Fer et alimentation
Créé en Février 2010
Indispensable à la vie de chacun, le fer est particulièrement important pour les femmes, plus sujettes à une vraie carence.
Le rôle du fer
Cet oligo-élément est un des composants de l’hémoglobine et des hématies (ou globules rouges), des cellules sanguines chargées de transporter l’oxygène dans notre organisme.
Où trouver le fer dans l’alimentation ?
On distingue deux formes de fer : le fer héminique et le fer non-héminique.
Le premier, bien absorbé par l’organisme (à environ 25 %) se trouve dans les aliments d’origine animale comme les viandes (surtout les viandes rouges et le gibier), les abats et les poissons, le champion étant le boudin noir, dont 70 g suffisent à couvrir les besoins journaliers d’une femme !

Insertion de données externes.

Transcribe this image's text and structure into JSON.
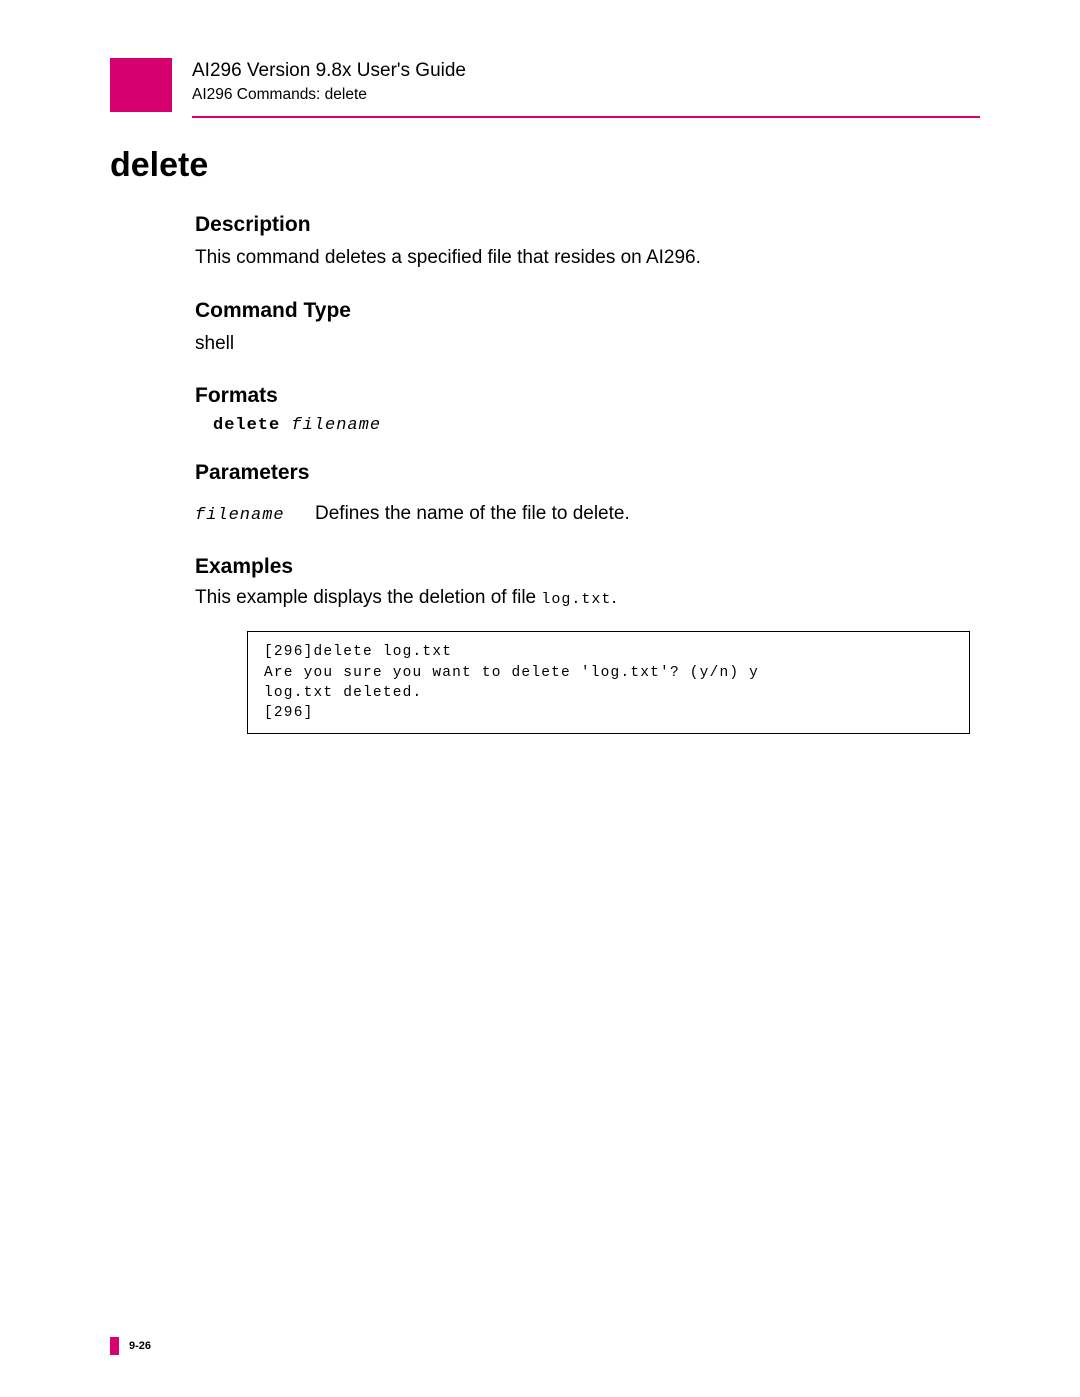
{
  "header": {
    "guide_title": "AI296 Version 9.8x User's Guide",
    "breadcrumb": "AI296 Commands: delete"
  },
  "page_title": "delete",
  "sections": {
    "description": {
      "heading": "Description",
      "text": "This command deletes a specified file that resides on AI296."
    },
    "command_type": {
      "heading": "Command Type",
      "text": "shell"
    },
    "formats": {
      "heading": "Formats",
      "cmd": "delete ",
      "param": "filename"
    },
    "parameters": {
      "heading": "Parameters",
      "rows": [
        {
          "name": "filename",
          "desc": "Defines the name of the file to delete."
        }
      ]
    },
    "examples": {
      "heading": "Examples",
      "intro_prefix": "This example displays the deletion of file ",
      "intro_code": "log.txt",
      "intro_suffix": ".",
      "code": "[296]delete log.txt\nAre you sure you want to delete 'log.txt'? (y/n) y\nlog.txt deleted.\n[296]"
    }
  },
  "footer": {
    "page_number": "9-26"
  }
}
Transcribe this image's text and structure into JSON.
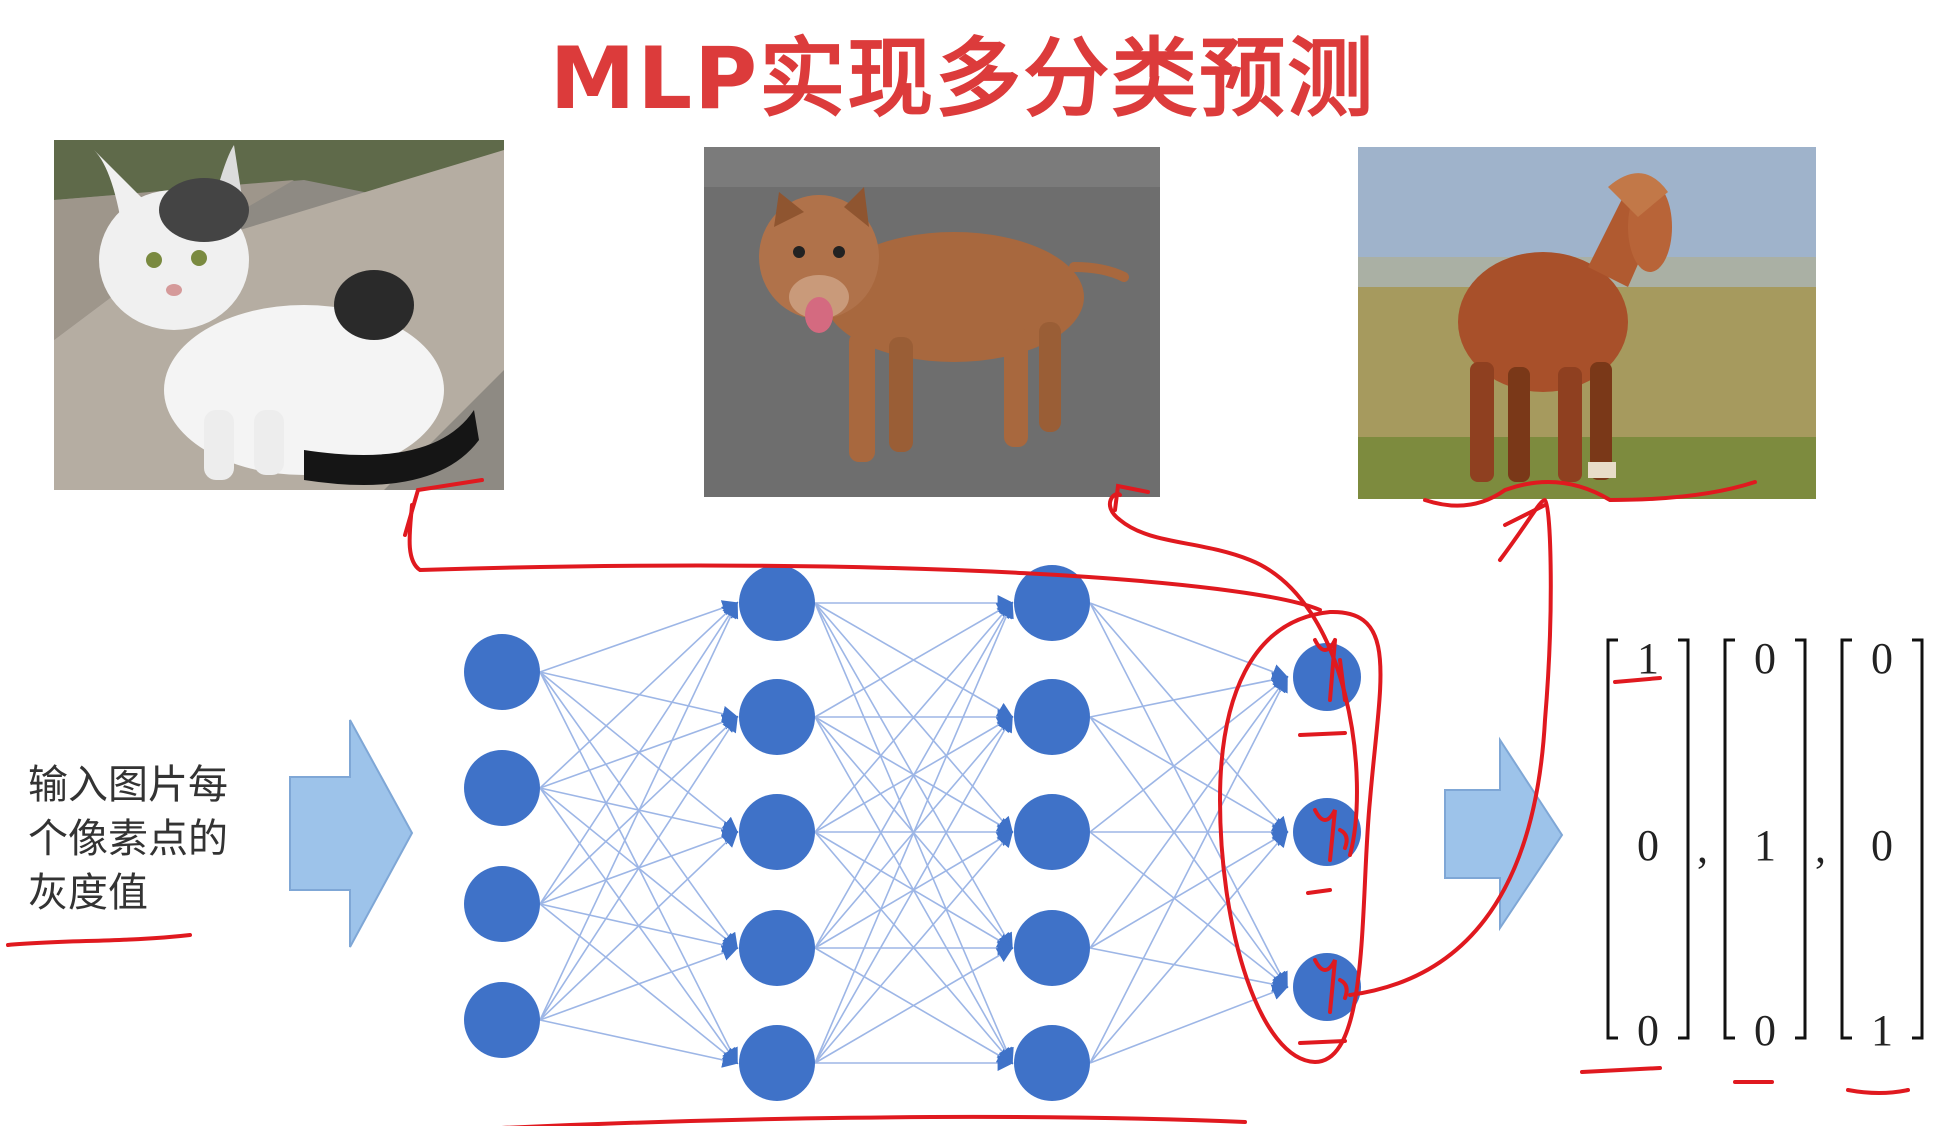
{
  "title": "MLP实现多分类预测",
  "images": [
    {
      "name": "cat-photo",
      "subject": "cat"
    },
    {
      "name": "dog-photo",
      "subject": "dog"
    },
    {
      "name": "horse-photo",
      "subject": "horse"
    }
  ],
  "input_caption": [
    "输入图片每",
    "个像素点的",
    "灰度值"
  ],
  "network": {
    "layers": [
      4,
      5,
      5,
      3
    ],
    "output_labels": [
      "y1",
      "y2",
      "y3"
    ],
    "node_color": "#3f72c8",
    "edge_color": "#9db6e6"
  },
  "one_hot_vectors": [
    [
      "1",
      "0",
      "0"
    ],
    [
      "0",
      "1",
      "0"
    ],
    [
      "0",
      "0",
      "1"
    ]
  ],
  "separators": [
    ",",
    ","
  ],
  "annotation_color": "#e0191f"
}
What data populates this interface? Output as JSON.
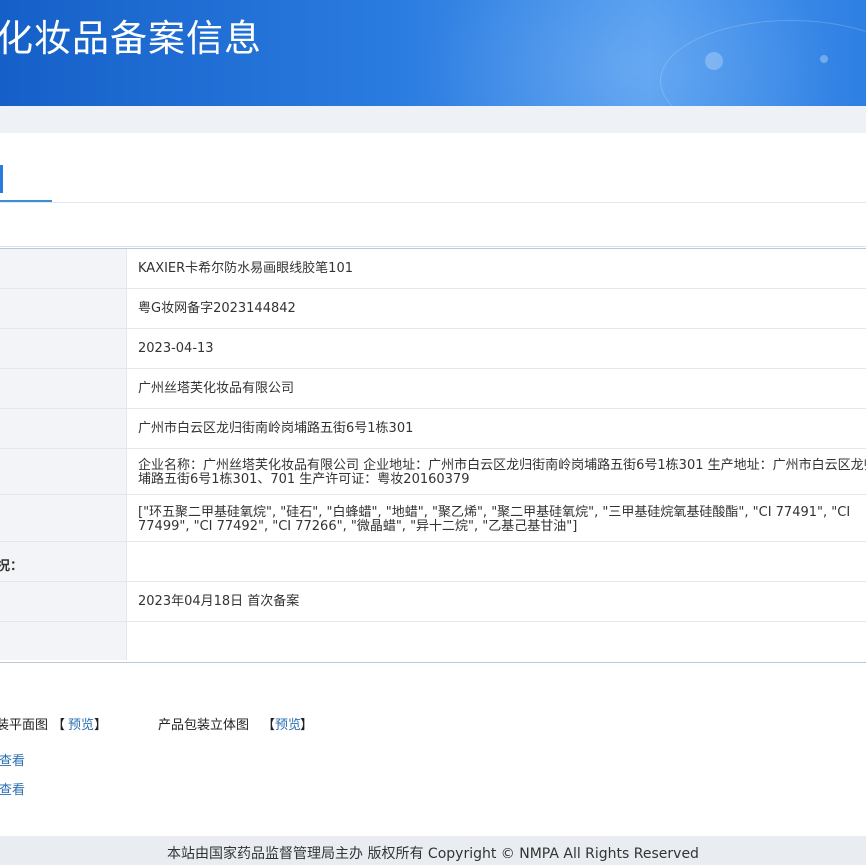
{
  "header": {
    "title": "化妆品备案信息"
  },
  "rows": [
    {
      "label": "",
      "value": "KAXIER卡希尔防水易画眼线胶笔101"
    },
    {
      "label": "",
      "value": "粤G妆网备字2023144842"
    },
    {
      "label": "",
      "value": "2023-04-13"
    },
    {
      "label": "",
      "value": "广州丝塔芙化妆品有限公司"
    },
    {
      "label": "",
      "value": "广州市白云区龙归街南岭岗埔路五街6号1栋301"
    },
    {
      "label": "",
      "value_line1": "企业名称：广州丝塔芙化妆品有限公司 企业地址：广州市白云区龙归街南岭岗埔路五街6号1栋301 生产地址：广州市白云区龙归街南岭岗",
      "value_line2": "埔路五街6号1栋301、701 生产许可证：粤妆20160379"
    },
    {
      "label": "",
      "value_line1": "[\"环五聚二甲基硅氧烷\", \"硅石\", \"白蜂蜡\", \"地蜡\", \"聚乙烯\", \"聚二甲基硅氧烷\", \"三甲基硅烷氧基硅酸酯\", \"CI 77491\", \"CI",
      "value_line2": "77499\", \"CI 77492\", \"CI 77266\", \"微晶蜡\", \"异十二烷\", \"乙基己基甘油\"]"
    },
    {
      "label": "况：",
      "value": ""
    },
    {
      "label": "",
      "value": "2023年04月18日 首次备案"
    },
    {
      "label": "",
      "value": ""
    }
  ],
  "packaging": {
    "flat_label": "装平面图",
    "flat_link": "预览",
    "solid_label": "产品包装立体图",
    "solid_link": "预览",
    "bracket_open": "【",
    "bracket_close": "】"
  },
  "view_links": [
    {
      "label": "查看"
    },
    {
      "label": "查看"
    }
  ],
  "footer": {
    "text": "本站由国家药品监督管理局主办 版权所有 Copyright © NMPA All Rights Reserved"
  },
  "colors": {
    "banner": "#2a7be0",
    "link": "#2a6fb0",
    "label_bg": "#f2f4f7"
  }
}
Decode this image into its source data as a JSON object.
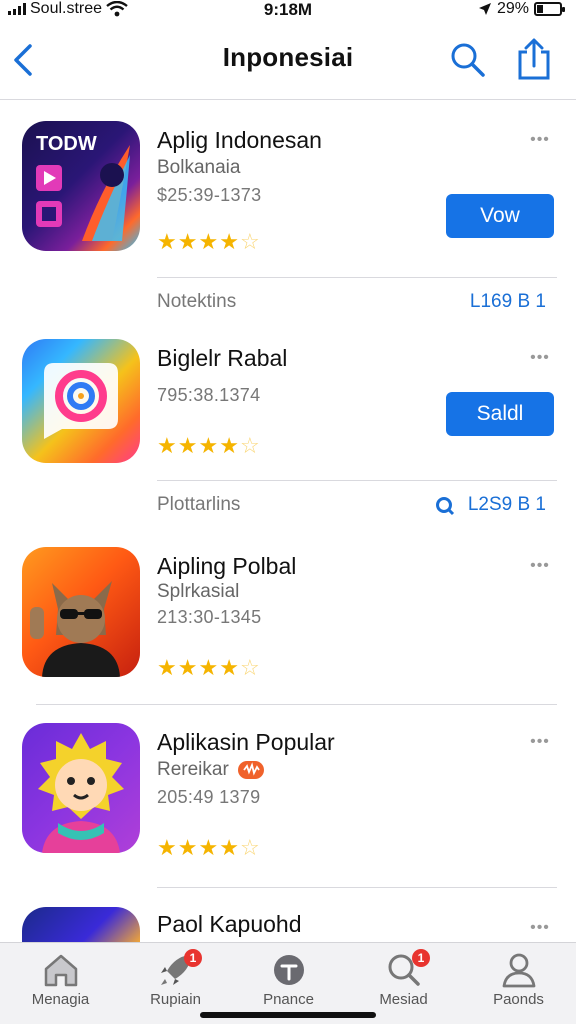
{
  "status_bar": {
    "carrier": "Soul.stree",
    "time": "9:18M",
    "battery": "29%",
    "battery_level": 0.29
  },
  "nav": {
    "title": "Inponesiai"
  },
  "apps": [
    {
      "name": "Aplig Indonesan",
      "subtitle": "Bolkanaia",
      "meta": "$25:39-1373",
      "rating": 4,
      "button_label": "Vow",
      "more": "•••",
      "icon": "colorful-media-app-icon",
      "icon_text": "TODW"
    },
    {
      "name": "Biglelr Rabal",
      "subtitle": "",
      "meta": "795:38.1374",
      "rating": 4,
      "button_label": "Saldl",
      "more": "•••",
      "icon": "rainbow-spiral-app-icon"
    },
    {
      "name": "Aipling Polbal",
      "subtitle": "Splrkasial",
      "meta": "213:30-1345",
      "rating": 4,
      "button_label": "",
      "more": "•••",
      "icon": "fox-character-app-icon"
    },
    {
      "name": "Aplikasin Popular",
      "subtitle": "Rereikar",
      "meta": "205:49 1379",
      "rating": 4,
      "button_label": "",
      "more": "•••",
      "icon": "lion-character-app-icon"
    },
    {
      "name": "Paol Kapuohd",
      "subtitle": "",
      "meta": "",
      "rating": null,
      "button_label": "",
      "more": "•••",
      "icon": "partial-app-icon"
    }
  ],
  "footnotes": [
    {
      "label": "Notektins",
      "value": "L169 B 1"
    },
    {
      "label": "Plottarlins",
      "value": "L2S9 B 1"
    }
  ],
  "tabs": [
    {
      "label": "Menagia",
      "icon": "house-icon",
      "badge": ""
    },
    {
      "label": "Rupiain",
      "icon": "rocket-icon",
      "badge": "1"
    },
    {
      "label": "Pnance",
      "icon": "finance-icon",
      "badge": ""
    },
    {
      "label": "Mesiad",
      "icon": "search-icon",
      "badge": "1"
    },
    {
      "label": "Paonds",
      "icon": "person-icon",
      "badge": ""
    }
  ],
  "colors": {
    "accent": "#1673e6",
    "star": "#f5b400",
    "badge": "#e8342f"
  }
}
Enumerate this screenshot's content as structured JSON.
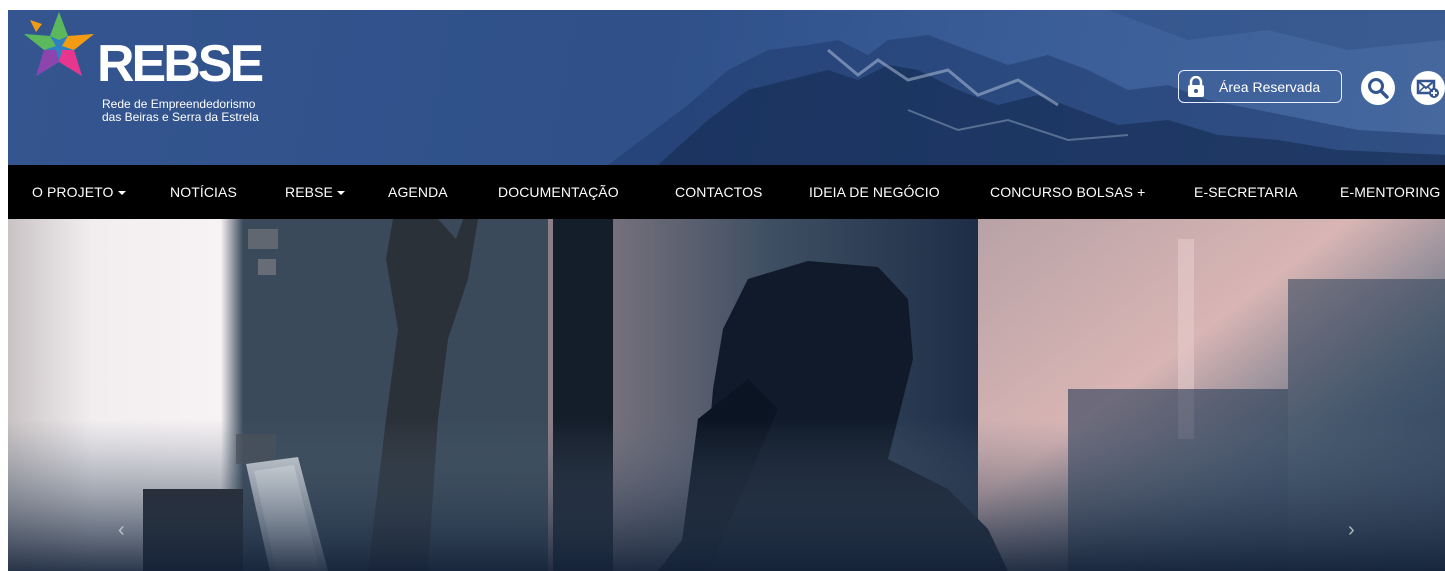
{
  "brand": {
    "name": "REBSE",
    "tagline_line1": "Rede de Empreendedorismo",
    "tagline_line2": "das Beiras e Serra da Estrela",
    "colors": {
      "header_blue": "#34558f",
      "nav_black": "#000000",
      "star_green": "#5cb85c",
      "star_orange": "#f39c12",
      "star_pink": "#e8368f",
      "star_blue": "#2f80c2",
      "star_purple": "#8e44ad"
    }
  },
  "header": {
    "area_reservada_label": "Área Reservada",
    "lock_icon": "lock-icon",
    "search_icon": "search-icon",
    "newsletter_icon": "mail-add-icon"
  },
  "nav": {
    "items": [
      {
        "label": "O PROJETO",
        "dropdown": true
      },
      {
        "label": "NOTÍCIAS",
        "dropdown": false
      },
      {
        "label": "REBSE",
        "dropdown": true
      },
      {
        "label": "AGENDA",
        "dropdown": false
      },
      {
        "label": "DOCUMENTAÇÃO",
        "dropdown": false
      },
      {
        "label": "CONTACTOS",
        "dropdown": false
      },
      {
        "label": "IDEIA DE NEGÓCIO",
        "dropdown": false
      },
      {
        "label": "CONCURSO BOLSAS +",
        "dropdown": false
      },
      {
        "label": "E-SECRETARIA",
        "dropdown": false
      },
      {
        "label": "E-MENTORING",
        "dropdown": false
      }
    ]
  },
  "carousel": {
    "prev_glyph": "‹",
    "next_glyph": "›"
  }
}
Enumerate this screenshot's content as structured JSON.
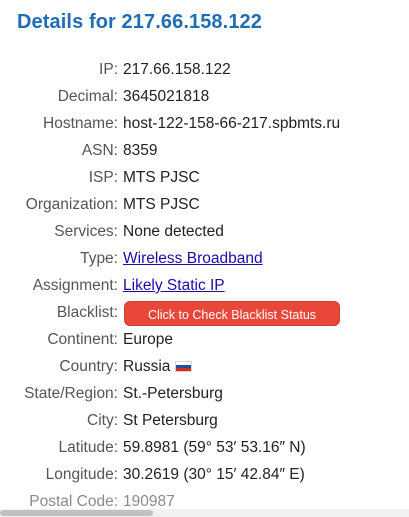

Le second, de moins bonne qualité nutritionnelle (absorbé à seulement 5 % environ) est présent dans les aliments d’origine végétale type légumes secs, céréales complètes (pâtes, riz, pain…), les fruits secs et les légumes verts. On peut cependant augmenter notablement l’absorption de ce dernier en consommant au même repas des aliments riches en vitamine C (agrumes, crudités, jus de citron sur légumes cuits…) et /ou des aliments contenant du fer héminique (viande rouge, foie…). Attention aussi aux tannins du thé (noir surtout), car ils diminuent l’absorption du fer. Pour cette raison, évitez d’en boire au sein d’un repas comprenant un aliment riche en fer. On cite souvent l’exemple du petit déjeuner où thé et laitage sont consommés.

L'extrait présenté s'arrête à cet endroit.